IMF Executive Board Concludes 2018 Article IV Consultation with the Republic of Latvia
On August 31, 2018, the Executive Board of the International Monetary Fund (IMF) concluded the Article IV consultation with the Republic of Latvia.
Growth in 2017 rebounded with a strong, broad-based upswing, supported by increasing wages, a recovery of private investment, and accelerated absorption of EU funds. Nominal gross wages rose by 7.8 percent, the unemployment rate declined to 8.2 percent—the lowest rate since 2008—and the average inflation rate reached 2.9 percent. With import volumes rising by 9.5 percent, the current account swung into a moderate deficit of 0.8 percent of GDP. Real GDP growth is projected to moderate to 3.7 percent in 2018, driven by continued strong domestic demand.
Government revenues overperformed in 2017, buoyed by strong economic activity and wage growth. Nonetheless, the 2017 general government structural balance recorded a deficit of 0.8 percent of GDP (ESA definition), which resulted in a positive fiscal impulse rendering fiscal policy procyclical.
Despite the suspension of activities of Latvia’s third largest bank on money laundering concerns, the banking system remains well capitalized and liquid, with capital-to-risk-weighted assets of 22.4 percent and liquid assets exceeding 80 percent of short-term liabilities at end-March 2018. Deleveraging of both households and nonfinancial corporations (NFCs) continued, with household debt to income now at half of its pre-crisis levels, and corporate debt to GDP down by more than a quarter from its peak in 2010.

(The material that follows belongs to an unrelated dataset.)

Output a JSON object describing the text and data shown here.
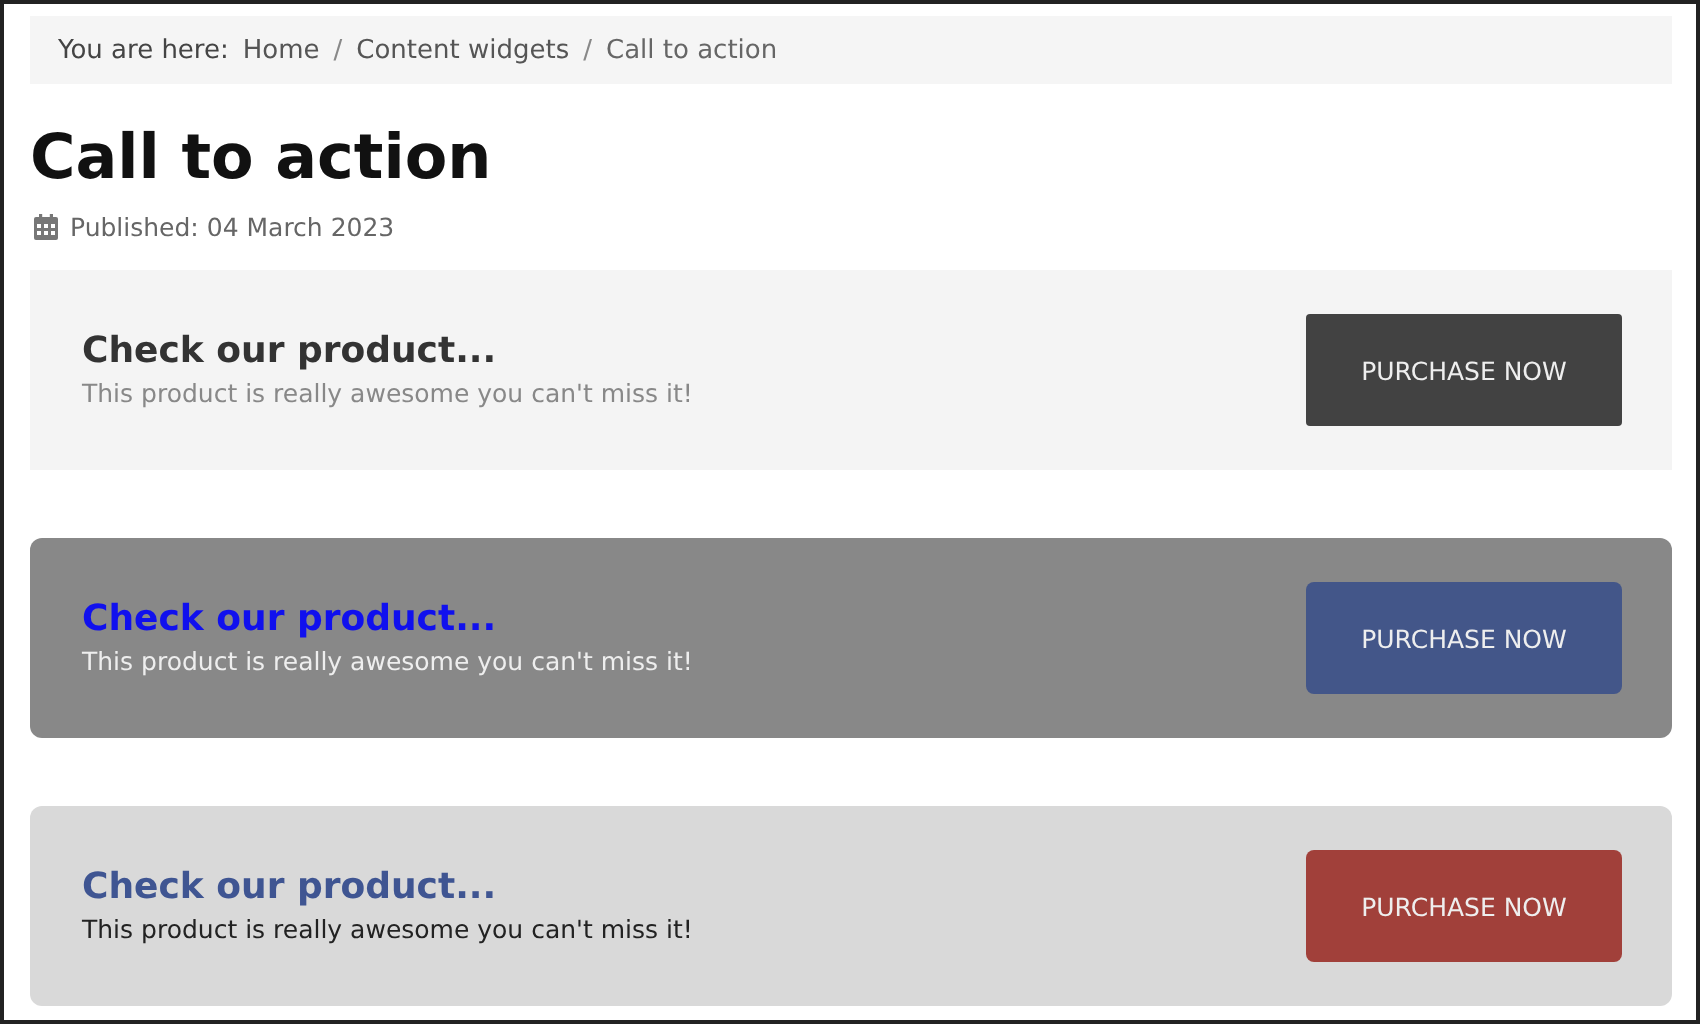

Executive Board Assessment
Executive Directors commended the continuing buoyant growth in Latvia in the context of strong macroeconomic fundamentals and the authorities’ commitment to maintaining prudent fiscal balances and public debt levels. At the same time, they considered that the medium-term outlook is challenging, with risks tilted to the downside, especially on the domestic front. Directors emphasized the need to address the risk of overheating and to tackle policy challenges by focusing reforms on three key areas: easing labor market constraints and improving productivity, reviving domestic credit to support investment, and strengthening the enforcement of the AML/CFT framework to safeguard financial sector stability.
Directors noted that labor market constraints and demographic headwinds pose significant challenges to the medium and long-term outlook. They advised the authorities to focus on structural reforms that support labor market participation, reduce structural unemployment, and raise labor productivity. Reform measures could include the use of skill-matching and skill-building policies, better access to housing, revisiting the minimum wage structure, improving labor participation of targeted groups, and encouraging appropriate labor immigration.

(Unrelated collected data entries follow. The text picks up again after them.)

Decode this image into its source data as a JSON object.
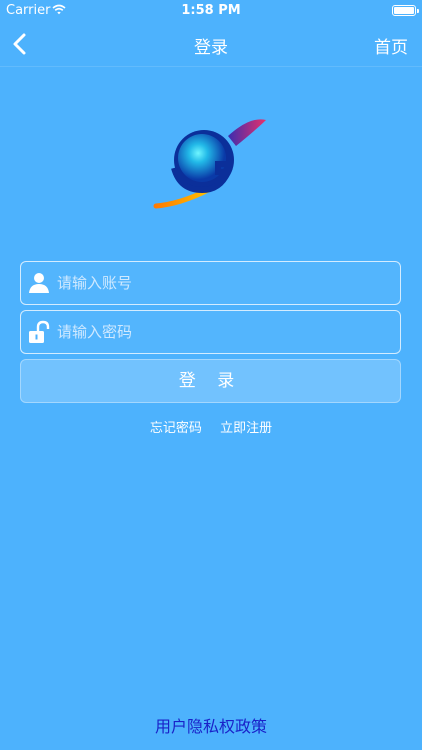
{
  "status_bar": {
    "carrier": "Carrier",
    "time": "1:58 PM"
  },
  "nav": {
    "title": "登录",
    "home_label": "首页"
  },
  "form": {
    "username_placeholder": "请输入账号",
    "password_placeholder": "请输入密码",
    "login_label": "登 录"
  },
  "links": {
    "forgot_password": "忘记密码",
    "register": "立即注册"
  },
  "footer": {
    "privacy_policy": "用户隐私权政策"
  },
  "icons": {
    "back": "chevron-left-icon",
    "user": "user-icon",
    "lock": "unlock-icon",
    "wifi": "wifi-icon",
    "battery": "battery-icon"
  },
  "colors": {
    "background": "#4db2fd",
    "privacy_link": "#1a22c9"
  }
}
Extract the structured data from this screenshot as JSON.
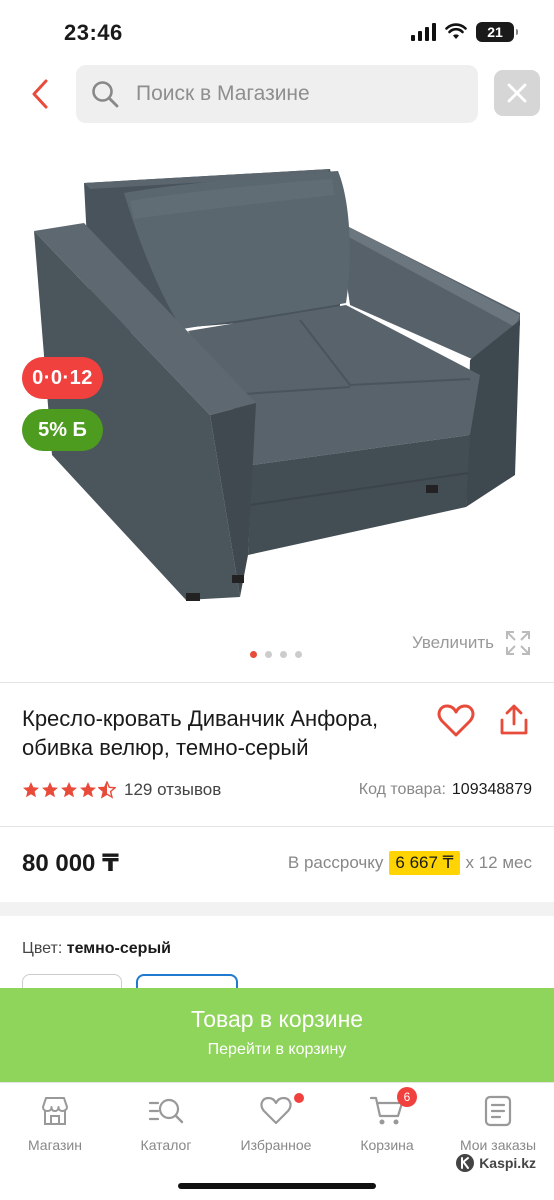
{
  "status_bar": {
    "time": "23:46",
    "battery": "21"
  },
  "search": {
    "placeholder": "Поиск в Магазине"
  },
  "badges": {
    "installment": "0·0·12",
    "bonus": "5% Б"
  },
  "gallery": {
    "zoom_label": "Увеличить",
    "total_images": 4,
    "current_image": 1
  },
  "product": {
    "title": "Кресло-кровать Диванчик Анфора, обивка велюр, темно-серый",
    "rating": 4.5,
    "reviews": "129 отзывов",
    "sku_label": "Код товара:",
    "sku": "109348879",
    "price": "80 000 ₸",
    "installment_prefix": "В рассрочку",
    "installment_amount": "6 667 ₸",
    "installment_suffix": "х 12 мес",
    "color_label": "Цвет:",
    "color_value": "темно-серый"
  },
  "cart_banner": {
    "title": "Товар в корзине",
    "subtitle": "Перейти в корзину"
  },
  "tabs": [
    {
      "label": "Магазин",
      "icon": "shop-icon"
    },
    {
      "label": "Каталог",
      "icon": "catalog-icon"
    },
    {
      "label": "Избранное",
      "icon": "heart-icon"
    },
    {
      "label": "Корзина",
      "icon": "cart-icon",
      "count": "6"
    },
    {
      "label": "Мои заказы",
      "icon": "orders-icon"
    }
  ],
  "brand": "Kaspi.kz",
  "colors": {
    "accent": "#e84b3a",
    "bonus_green": "#4d9c1f",
    "cart_green": "#8fd45b",
    "highlight": "#ffd400",
    "selected_blue": "#1f7ad0"
  }
}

Directors commended the authorities for setting ambitious fiscal objectives. They underlined that upfront consolidation will be needed, especially given the current procyclicality of fiscal policy. Directors encouraged the authorities to use the favorable macroeconomic conditions to mitigate overheating risks and build fiscal buffers. They noted that the ongoing tax reform would help reduce the high tax wedge and improve progressivity of the tax system, and urged the authorities to increase revenue mobilization to mitigate the upfront cost of the reform. Directors emphasized that more should be done to improve the growth friendliness and inclusiveness of the fiscal policy mix, including by reallocating spending toward better targeted social protection programs and productive investments.
Directors welcomed the authorities’ efforts to enhance regulation and lending standards that have helped improve banks’ balance sheets and supported financial sector stability. They also stressed that, over the medium term, the financial system needs to become more supportive of investment. In this regard, Directors recommended that reforms address risks from the insolvency framework and the shadow economy.
Directors expressed concern about the possible reputational impact on the financial system from money laundering allegations involving banks servicing foreign clients (BSFCs), and concurred that steadfast actions are needed to restore its reputation. Directors urged the authorities to ensure effective enforcement of AML/CFT regulations, focusing on mitigating risks from non-resident deposits and opaque companies. They also noted that changes in the banking legislation, alongside harmonization at the EU level, should provide more adequate tools to liquidate banks deemed to be failing or likely to fail. Directors stressed that such reforms, and careful management of the refocusing of BSFCs, will be key to minimize financial sector stability risks.